Frunzo la frente. ¿Quién diablos envidiaría un pene? Y todavía más importante, ¿están hablando de nuevo de mis necesidades sexuales? El otro día, pillé a Rose con un montón de libros sobre la adicción al sexo que no solo estaban subrayados, además tenían post-it pegados en el interior. Y esas notas, tengo que aclarar, no estaban escritas con la letra de Rose. Dado que Connor Cobalt fue mi tutor este curso, puedo reconocer sin dudar su caligrafía perfecta ligeramente inclinada.

Soy capaz de lidiar con el hecho de que mi hermana meta la nariz en mis asuntos, pero con que lo haga su novio, que está seguro de que siempre tiene razón… Eso es, bueno, es un poco difícil de tragar.

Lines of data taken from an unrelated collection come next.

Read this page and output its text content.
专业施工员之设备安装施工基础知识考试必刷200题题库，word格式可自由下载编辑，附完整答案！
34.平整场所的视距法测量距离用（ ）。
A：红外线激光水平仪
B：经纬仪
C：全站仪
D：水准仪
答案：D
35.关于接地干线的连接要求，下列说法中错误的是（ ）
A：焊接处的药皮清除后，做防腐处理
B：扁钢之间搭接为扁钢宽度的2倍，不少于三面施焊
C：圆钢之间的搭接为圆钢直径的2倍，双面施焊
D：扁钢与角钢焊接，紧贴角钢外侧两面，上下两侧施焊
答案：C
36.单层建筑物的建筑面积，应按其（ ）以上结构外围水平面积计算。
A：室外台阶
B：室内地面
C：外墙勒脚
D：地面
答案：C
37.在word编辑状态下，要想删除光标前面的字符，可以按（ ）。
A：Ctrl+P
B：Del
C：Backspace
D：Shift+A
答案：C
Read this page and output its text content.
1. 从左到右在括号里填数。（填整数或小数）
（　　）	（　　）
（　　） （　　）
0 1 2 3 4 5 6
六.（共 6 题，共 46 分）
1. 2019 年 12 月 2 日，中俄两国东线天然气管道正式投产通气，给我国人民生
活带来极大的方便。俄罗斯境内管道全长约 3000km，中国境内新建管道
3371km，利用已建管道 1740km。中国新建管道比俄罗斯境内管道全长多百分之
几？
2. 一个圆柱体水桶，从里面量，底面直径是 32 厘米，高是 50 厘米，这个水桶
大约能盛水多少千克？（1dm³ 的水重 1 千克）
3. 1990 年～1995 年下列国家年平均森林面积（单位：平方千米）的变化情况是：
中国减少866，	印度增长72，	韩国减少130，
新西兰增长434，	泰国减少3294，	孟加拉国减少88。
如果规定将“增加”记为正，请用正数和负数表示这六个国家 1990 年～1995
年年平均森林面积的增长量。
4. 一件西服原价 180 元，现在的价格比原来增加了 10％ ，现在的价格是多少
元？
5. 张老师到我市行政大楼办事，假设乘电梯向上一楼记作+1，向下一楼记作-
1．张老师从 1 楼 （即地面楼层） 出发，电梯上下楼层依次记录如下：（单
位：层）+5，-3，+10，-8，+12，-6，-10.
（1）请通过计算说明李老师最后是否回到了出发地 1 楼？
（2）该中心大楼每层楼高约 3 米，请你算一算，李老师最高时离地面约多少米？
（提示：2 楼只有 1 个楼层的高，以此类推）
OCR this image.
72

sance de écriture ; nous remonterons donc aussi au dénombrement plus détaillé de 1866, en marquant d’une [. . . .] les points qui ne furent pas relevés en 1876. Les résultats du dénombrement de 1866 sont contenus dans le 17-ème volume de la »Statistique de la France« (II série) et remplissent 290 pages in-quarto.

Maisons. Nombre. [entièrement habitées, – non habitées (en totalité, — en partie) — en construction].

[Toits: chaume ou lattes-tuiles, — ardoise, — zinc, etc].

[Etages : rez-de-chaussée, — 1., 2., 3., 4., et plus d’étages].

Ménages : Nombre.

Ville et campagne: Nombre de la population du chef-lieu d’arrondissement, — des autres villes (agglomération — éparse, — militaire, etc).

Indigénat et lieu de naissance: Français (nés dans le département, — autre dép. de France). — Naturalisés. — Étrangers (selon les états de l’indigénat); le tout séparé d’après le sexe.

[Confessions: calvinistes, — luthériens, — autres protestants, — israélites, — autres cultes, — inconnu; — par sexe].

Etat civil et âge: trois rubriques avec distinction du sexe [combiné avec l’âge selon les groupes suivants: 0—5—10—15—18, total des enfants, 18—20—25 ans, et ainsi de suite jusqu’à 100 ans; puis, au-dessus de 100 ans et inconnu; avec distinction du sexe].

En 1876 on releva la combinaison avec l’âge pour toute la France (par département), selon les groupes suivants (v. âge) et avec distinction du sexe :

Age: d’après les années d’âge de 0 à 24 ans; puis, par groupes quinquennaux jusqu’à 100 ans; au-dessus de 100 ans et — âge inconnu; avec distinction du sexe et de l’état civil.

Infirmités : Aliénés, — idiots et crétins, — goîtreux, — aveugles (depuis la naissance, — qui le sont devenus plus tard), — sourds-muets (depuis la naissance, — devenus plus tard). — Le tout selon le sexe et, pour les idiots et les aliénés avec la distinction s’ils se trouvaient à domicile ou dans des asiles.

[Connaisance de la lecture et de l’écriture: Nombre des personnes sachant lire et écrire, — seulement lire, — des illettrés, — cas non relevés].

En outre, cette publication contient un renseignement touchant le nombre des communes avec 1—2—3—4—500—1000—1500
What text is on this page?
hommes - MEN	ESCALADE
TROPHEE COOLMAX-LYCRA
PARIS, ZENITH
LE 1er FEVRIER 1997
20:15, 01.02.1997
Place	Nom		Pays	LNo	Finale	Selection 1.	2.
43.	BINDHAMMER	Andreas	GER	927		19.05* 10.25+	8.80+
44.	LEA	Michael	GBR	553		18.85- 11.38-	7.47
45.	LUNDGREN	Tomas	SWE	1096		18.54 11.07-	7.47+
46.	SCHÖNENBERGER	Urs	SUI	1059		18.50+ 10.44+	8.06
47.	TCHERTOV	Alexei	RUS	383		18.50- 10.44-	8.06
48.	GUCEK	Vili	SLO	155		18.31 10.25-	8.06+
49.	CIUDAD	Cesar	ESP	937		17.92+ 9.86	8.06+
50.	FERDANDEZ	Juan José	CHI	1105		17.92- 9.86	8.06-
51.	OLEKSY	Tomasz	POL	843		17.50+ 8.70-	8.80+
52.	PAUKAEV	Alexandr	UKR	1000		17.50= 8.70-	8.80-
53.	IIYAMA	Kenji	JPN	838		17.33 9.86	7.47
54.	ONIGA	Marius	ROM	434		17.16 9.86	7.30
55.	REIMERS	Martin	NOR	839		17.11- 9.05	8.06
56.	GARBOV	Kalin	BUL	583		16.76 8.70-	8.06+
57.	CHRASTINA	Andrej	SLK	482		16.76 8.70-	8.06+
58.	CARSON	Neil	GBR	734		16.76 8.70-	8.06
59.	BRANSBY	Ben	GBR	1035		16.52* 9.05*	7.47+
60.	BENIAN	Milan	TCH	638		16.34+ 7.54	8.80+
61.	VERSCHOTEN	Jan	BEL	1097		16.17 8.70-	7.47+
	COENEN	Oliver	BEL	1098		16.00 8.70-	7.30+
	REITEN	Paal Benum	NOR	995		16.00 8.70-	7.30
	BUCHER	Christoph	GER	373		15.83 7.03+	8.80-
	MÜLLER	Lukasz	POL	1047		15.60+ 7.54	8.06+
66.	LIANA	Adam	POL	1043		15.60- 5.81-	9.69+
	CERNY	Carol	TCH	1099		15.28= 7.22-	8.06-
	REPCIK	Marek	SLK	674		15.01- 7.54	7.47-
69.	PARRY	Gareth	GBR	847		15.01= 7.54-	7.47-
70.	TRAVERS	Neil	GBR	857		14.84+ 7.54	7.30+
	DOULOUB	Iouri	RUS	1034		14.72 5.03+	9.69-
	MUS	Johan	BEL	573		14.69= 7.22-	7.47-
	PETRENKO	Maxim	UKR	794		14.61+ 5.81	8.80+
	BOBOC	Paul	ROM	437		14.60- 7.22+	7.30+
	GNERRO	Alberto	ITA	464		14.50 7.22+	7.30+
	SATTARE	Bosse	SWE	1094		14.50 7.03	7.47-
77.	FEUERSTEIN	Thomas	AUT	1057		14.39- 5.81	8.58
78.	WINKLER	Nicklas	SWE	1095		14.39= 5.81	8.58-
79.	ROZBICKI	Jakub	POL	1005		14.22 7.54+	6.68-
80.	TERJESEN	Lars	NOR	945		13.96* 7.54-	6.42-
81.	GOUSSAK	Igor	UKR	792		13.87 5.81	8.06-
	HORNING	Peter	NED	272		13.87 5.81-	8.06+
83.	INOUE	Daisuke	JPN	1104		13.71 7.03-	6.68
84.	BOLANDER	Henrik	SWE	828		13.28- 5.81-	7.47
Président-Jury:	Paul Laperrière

Estoy intentando adaptarme a él, aunque sea muy friki. Durante años, Lo ha sido el único que conocía mis secretos, y ahora hay tres personas más al tanto de todo. Es complicado aceptarlo.

Y, definitivamente, asimilarlo.

—Sí —confirma Connor—. Envidia del pene y del desarrollo psicosexual.

—Estás equivocado. Mi hermana no tiene envidia del pene, lo que implica que es posible que tenga complejo de Electra.

Me estremezco porque sé de qué habla. Y no, gracias, no tengo ningún deseo de liarme con mi padre.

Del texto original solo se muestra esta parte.